The model presented here assumed resprouting behaviour of the main shrub species and the oak trees as a binomial feature, that is, a species either does or does not resprout after fire. However, it is presently known that post-fire resprouting capacity is actually a continuum, in terms of both the individual and the community response to a disturbance (for example, fire or herbivory) (Moreira and others 2011). In spite of the high relative abundance of resprouting species in several ecosystems around the globe and on their tendency to become numerous in less productive sites, a focus on the role of resprouters in community dynamics has been underrepresented in previous modelling and successional studies (Midgley 1996; Bond and Midgley 2001).
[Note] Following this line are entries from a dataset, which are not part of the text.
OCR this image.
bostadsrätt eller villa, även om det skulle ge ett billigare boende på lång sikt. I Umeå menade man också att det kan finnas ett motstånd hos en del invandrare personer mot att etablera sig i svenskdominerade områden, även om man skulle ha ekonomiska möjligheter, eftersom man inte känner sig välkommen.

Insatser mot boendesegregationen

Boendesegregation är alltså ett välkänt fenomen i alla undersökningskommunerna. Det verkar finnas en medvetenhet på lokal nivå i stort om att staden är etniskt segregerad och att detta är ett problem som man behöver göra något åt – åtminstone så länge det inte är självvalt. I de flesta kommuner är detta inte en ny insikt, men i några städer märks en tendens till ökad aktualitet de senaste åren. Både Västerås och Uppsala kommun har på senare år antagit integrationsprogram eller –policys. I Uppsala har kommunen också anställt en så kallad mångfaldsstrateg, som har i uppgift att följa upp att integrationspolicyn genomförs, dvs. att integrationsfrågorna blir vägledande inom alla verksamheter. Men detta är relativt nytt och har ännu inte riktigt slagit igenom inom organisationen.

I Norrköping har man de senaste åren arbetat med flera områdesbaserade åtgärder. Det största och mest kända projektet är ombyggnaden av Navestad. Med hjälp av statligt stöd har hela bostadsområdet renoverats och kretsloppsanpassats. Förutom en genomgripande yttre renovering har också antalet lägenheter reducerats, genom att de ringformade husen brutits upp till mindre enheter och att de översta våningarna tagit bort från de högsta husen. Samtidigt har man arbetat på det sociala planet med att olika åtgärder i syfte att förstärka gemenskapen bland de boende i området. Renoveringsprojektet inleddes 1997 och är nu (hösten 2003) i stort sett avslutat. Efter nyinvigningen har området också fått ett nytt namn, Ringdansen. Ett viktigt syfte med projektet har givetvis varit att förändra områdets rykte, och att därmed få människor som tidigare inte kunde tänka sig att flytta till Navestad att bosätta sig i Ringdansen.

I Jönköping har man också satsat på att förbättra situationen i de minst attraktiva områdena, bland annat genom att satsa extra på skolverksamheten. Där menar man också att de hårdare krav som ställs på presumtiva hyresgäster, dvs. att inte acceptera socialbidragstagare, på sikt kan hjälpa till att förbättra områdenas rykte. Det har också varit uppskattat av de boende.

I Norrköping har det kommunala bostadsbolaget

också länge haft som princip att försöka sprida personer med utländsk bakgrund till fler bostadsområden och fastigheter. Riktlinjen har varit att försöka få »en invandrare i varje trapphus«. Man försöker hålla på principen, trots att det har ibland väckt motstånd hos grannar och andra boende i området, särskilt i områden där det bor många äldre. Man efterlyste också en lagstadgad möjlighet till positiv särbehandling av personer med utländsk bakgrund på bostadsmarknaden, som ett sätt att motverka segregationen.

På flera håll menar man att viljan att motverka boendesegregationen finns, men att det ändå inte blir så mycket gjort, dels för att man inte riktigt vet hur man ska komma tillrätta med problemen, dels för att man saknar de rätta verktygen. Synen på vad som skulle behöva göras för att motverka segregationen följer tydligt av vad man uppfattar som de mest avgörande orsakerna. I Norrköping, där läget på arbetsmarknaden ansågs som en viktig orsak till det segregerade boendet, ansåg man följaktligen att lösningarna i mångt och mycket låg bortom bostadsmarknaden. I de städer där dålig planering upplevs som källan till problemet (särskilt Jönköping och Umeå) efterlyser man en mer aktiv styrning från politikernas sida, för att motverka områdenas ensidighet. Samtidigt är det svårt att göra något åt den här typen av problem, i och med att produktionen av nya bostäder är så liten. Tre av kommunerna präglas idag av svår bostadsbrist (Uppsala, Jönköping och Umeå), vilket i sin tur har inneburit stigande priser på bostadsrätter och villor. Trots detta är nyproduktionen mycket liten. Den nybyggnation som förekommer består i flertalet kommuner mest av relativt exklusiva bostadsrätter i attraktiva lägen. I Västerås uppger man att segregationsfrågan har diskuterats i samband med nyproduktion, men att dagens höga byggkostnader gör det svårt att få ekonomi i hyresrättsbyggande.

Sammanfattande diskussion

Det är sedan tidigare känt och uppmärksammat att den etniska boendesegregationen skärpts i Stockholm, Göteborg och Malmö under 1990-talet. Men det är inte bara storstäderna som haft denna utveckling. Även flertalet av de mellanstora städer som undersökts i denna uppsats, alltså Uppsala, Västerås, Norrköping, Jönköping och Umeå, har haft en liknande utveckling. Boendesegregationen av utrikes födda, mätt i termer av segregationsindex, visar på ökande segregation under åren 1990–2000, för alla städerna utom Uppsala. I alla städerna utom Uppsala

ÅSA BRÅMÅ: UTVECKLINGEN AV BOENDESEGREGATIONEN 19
The plantation of extensive areas with pines in the Iberian Peninsula did not only target wood production interests, but also aimed to foster ecological succession, with pines as a pioneer species promoting the subsequent colonization by more resource-demanding late successional species (Zavala and others 2000). However, several studies have shown that, pine stands have largely failed to harbour late successional species, possibly because of their high planting densities (Maestre and Cortina 2004; Gavinet and others 2015). In this context, the use of mixed pine plantations including late successional species has been proposed to increase the resilience of pine forests to frequent wildfires as well as to foster and accelerate succession (Pausas and others 2004a, b; Vallejo and others 2009; Santana and others 2018). Our model results suggest that the composition of the understory of pine stands should be considered, in particular regarding the resprouting capacity of fire-prone shrubs, as it can play an important role in constraining successional processes after pine has been eradicated from the system. Further research on the post-fire competitive effect of other facultative species with invasive behaviour in Portugal, such as acacia (Acacia spp.) and Hakea sericea Schrader, is needed since, according to our results, their potential to delay the establishment of oak tree populations could be enhanced by their regeneration strategy.
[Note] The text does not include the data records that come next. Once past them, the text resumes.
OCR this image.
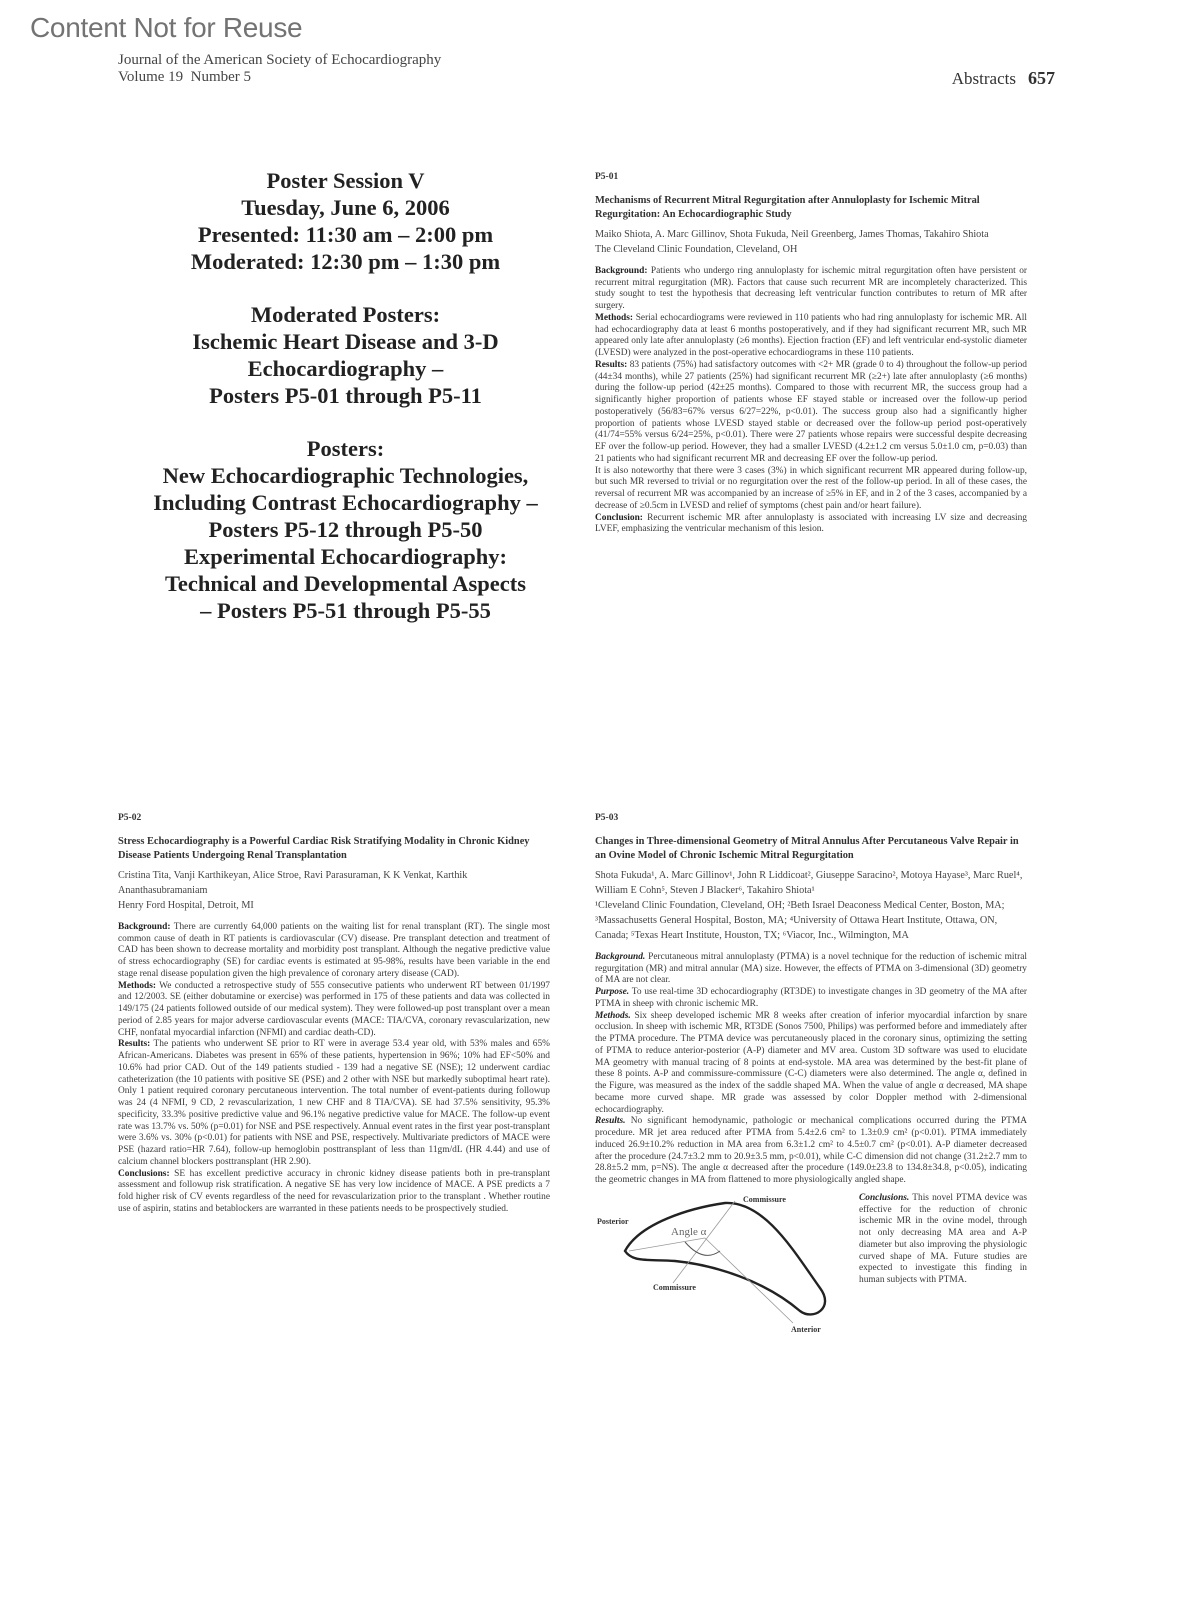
Content Not for Reuse
Journal of the American Society of Echocardiography
Volume 19  Number 5	Abstracts 657
Poster Session V
Tuesday, June 6, 2006
Presented: 11:30 am – 2:00 pm
Moderated: 12:30 pm – 1:30 pm
Moderated Posters:
Ischemic Heart Disease and 3-D
Echocardiography –
Posters P5-01 through P5-11
Posters:
New Echocardiographic Technologies,
Including Contrast Echocardiography –
Posters P5-12 through P5-50
Experimental Echocardiography:
Technical and Developmental Aspects
– Posters P5-51 through P5-55
P5-01
Mechanisms of Recurrent Mitral Regurgitation after Annuloplasty for Ischemic Mitral Regurgitation: An Echocardiographic Study
Maiko Shiota, A. Marc Gillinov, Shota Fukuda, Neil Greenberg, James Thomas, Takahiro Shiota
The Cleveland Clinic Foundation, Cleveland, OH

Background: Patients who undergo ring annuloplasty for ischemic mitral regurgitation often have persistent or recurrent mitral regurgitation (MR). Factors that cause such recurrent MR are incompletely characterized. This study sought to test the hypothesis that decreasing left ventricular function contributes to return of MR after surgery.

Methods: Serial echocardiograms were reviewed in 110 patients who had ring annuloplasty for ischemic MR. All had echocardiography data at least 6 months postoperatively, and if they had significant recurrent MR, such MR appeared only late after annuloplasty (≥6 months). Ejection fraction (EF) and left ventricular end-systolic diameter (LVESD) were analyzed in the post-operative echocardiograms in these 110 patients.

Results: 83 patients (75%) had satisfactory outcomes with <2+ MR (grade 0 to 4) throughout the follow-up period (44±34 months), while 27 patients (25%) had significant recurrent MR (≥2+) late after annuloplasty (≥6 months) during the follow-up period (42±25 months). Compared to those with recurrent MR, the success group had a significantly higher proportion of patients whose EF stayed stable or increased over the follow-up period postoperatively (56/83=67% versus 6/27=22%, p<0.01). The success group also had a significantly higher proportion of patients whose LVESD stayed stable or decreased over the follow-up period post-operatively (41/74=55% versus 6/24=25%, p<0.01). There were 27 patients whose repairs were successful despite decreasing EF over the follow-up period. However, they had a smaller LVESD (4.2±1.2 cm versus 5.0±1.0 cm, p=0.03) than 21 patients who had significant recurrent MR and decreasing EF over the follow-up period.

It is also noteworthy that there were 3 cases (3%) in which significant recurrent MR appeared during follow-up, but such MR reversed to trivial or no regurgitation over the rest of the follow-up period. In all of these cases, the reversal of recurrent MR was accompanied by an increase of ≥5% in EF, and in 2 of the 3 cases, accompanied by a decrease of ≥0.5cm in LVESD and relief of symptoms (chest pain and/or heart failure).

Conclusion: Recurrent ischemic MR after annuloplasty is associated with increasing LV size and decreasing LVEF, emphasizing the ventricular mechanism of this lesion.

P5-02
Stress Echocardiography is a Powerful Cardiac Risk Stratifying Modality in Chronic Kidney Disease Patients Undergoing Renal Transplantation
Cristina Tita, Vanji Karthikeyan, Alice Stroe, Ravi Parasuraman, K K Venkat, Karthik Ananthasubramaniam
Henry Ford Hospital, Detroit, MI

Background: There are currently 64,000 patients on the waiting list for renal transplant (RT). The single most common cause of death in RT patients is cardiovascular (CV) disease. Pre transplant detection and treatment of CAD has been shown to decrease mortality and morbidity post transplant. Although the negative predictive value of stress echocardiography (SE) for cardiac events is estimated at 95-98%, results have been variable in the end stage renal disease population given the high prevalence of coronary artery disease (CAD).

Methods: We conducted a retrospective study of 555 consecutive patients who underwent RT between 01/1997 and 12/2003. SE (either dobutamine or exercise) was performed in 175 of these patients and data was collected in 149/175 (24 patients followed outside of our medical system). They were followed-up post transplant over a mean period of 2.85 years for major adverse cardiovascular events (MACE: TIA/CVA, coronary revascularization, new CHF, nonfatal myocardial infarction (NFMI) and cardiac death-CD).

Results: The patients who underwent SE prior to RT were in average 53.4 year old, with 53% males and 65% African-Americans. Diabetes was present in 65% of these patients, hypertension in 96%; 10% had EF<50% and 10.6% had prior CAD. Out of the 149 patients studied - 139 had a negative SE (NSE); 12 underwent cardiac catheterization (the 10 patients with positive SE (PSE) and 2 other with NSE but markedly suboptimal heart rate). Only 1 patient required coronary percutaneous intervention. The total number of event-patients during followup was 24 (4 NFMI, 9 CD, 2 revascularization, 1 new CHF and 8 TIA/CVA). SE had 37.5% sensitivity, 95.3% specificity, 33.3% positive predictive value and 96.1% negative predictive value for MACE. The follow-up event rate was 13.7% vs. 50% (p=0.01) for NSE and PSE respectively. Annual event rates in the first year post-transplant were 3.6% vs. 30% (p<0.01) for patients with NSE and PSE, respectively. Multivariate predictors of MACE were PSE (hazard ratio=HR 7.64), follow-up hemoglobin posttransplant of less than 11gm/dL (HR 4.44) and use of calcium channel blockers posttransplant (HR 2.90).

Conclusions: SE has excellent predictive accuracy in chronic kidney disease patients both in pre-transplant assessment and followup risk stratification. A negative SE has very low incidence of MACE. A PSE predicts a 7 fold higher risk of CV events regardless of the need for revascularization prior to the transplant . Whether routine use of aspirin, statins and betablockers are warranted in these patients needs to be prospectively studied.

P5-03
Changes in Three-dimensional Geometry of Mitral Annulus After Percutaneous Valve Repair in an Ovine Model of Chronic Ischemic Mitral Regurgitation
Shota Fukuda¹, A. Marc Gillinov¹, John R Liddicoat², Giuseppe Saracino², Motoya Hayase³, Marc Ruel⁴, William E Cohn⁵, Steven J Blacker⁶, Takahiro Shiota¹
¹Cleveland Clinic Foundation, Cleveland, OH; ²Beth Israel Deaconess Medical Center, Boston, MA; ³Massachusetts General Hospital, Boston, MA; ⁴University of Ottawa Heart Institute, Ottawa, ON, Canada; ⁵Texas Heart Institute, Houston, TX; ⁶Viacor, Inc., Wilmington, MA

Background. Percutaneous mitral annuloplasty (PTMA) is a novel technique for the reduction of ischemic mitral regurgitation (MR) and mitral annular (MA) size. However, the effects of PTMA on 3-dimensional (3D) geometry of MA are not clear.

Purpose. To use real-time 3D echocardiography (RT3DE) to investigate changes in 3D geometry of the MA after PTMA in sheep with chronic ischemic MR.

Methods. Six sheep developed ischemic MR 8 weeks after creation of inferior myocardial infarction by snare occlusion. In sheep with ischemic MR, RT3DE (Sonos 7500, Philips) was performed before and immediately after the PTMA procedure. The PTMA device was percutaneously placed in the coronary sinus, optimizing the setting of PTMA to reduce anterior-posterior (A-P) diameter and MV area. Custom 3D software was used to elucidate MA geometry with manual tracing of 8 points at end-systole. MA area was determined by the best-fit plane of these 8 points. A-P and commissure-commissure (C-C) diameters were also determined. The angle α, defined in the Figure, was measured as the index of the saddle shaped MA. When the value of angle α decreased, MA shape became more curved shape. MR grade was assessed by color Doppler method with 2-dimensional echocardiography.

Results. No significant hemodynamic, pathologic or mechanical complications occurred during the PTMA procedure. MR jet area reduced after PTMA from 5.4±2.6 cm² to 1.3±0.9 cm² (p<0.01). PTMA immediately induced 26.9±10.2% reduction in MA area from 6.3±1.2 cm² to 4.5±0.7 cm² (p<0.01). A-P diameter decreased after the procedure (24.7±3.2 mm to 20.9±3.5 mm, p<0.01), while C-C dimension did not change (31.2±2.7 mm to 28.8±5.2 mm, p=NS). The angle α decreased after the procedure (149.0±23.8 to 134.8±34.8, p<0.05), indicating the geometric changes in MA from flattened to more physiologically angled shape.

Commissure
Posterior
Angle α
Commissure
Anterior
Conclusions. This novel PTMA device was effective for the reduction of chronic ischemic MR in the ovine model, through not only decreasing MA area and A-P diameter but also improving the physiologic curved shape of MA. Future studies are expected to investigate this finding in human subjects with PTMA.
Our model indicated that the final succession state of pine-oak tree-shrub ecosystems is not influenced by fire frequency. The steady state dominated by oak trees is nearly insensitive to differences in initial model conditions. However, the time until oak tree dominance was reached was strongly delayed by the post-fire resprouting ability of understorey shrub species. Our results showed the importance of considering the resprouting ability of understorey shrubs in the assessment and management of pine forests that are subject to frequent fires, as a high post-fire resprouting capacity could inhibit plant succession for several centuries, especially under low levels of acorn yearly input, which could, in turn, lead to extensive post-fire erosion and degradation.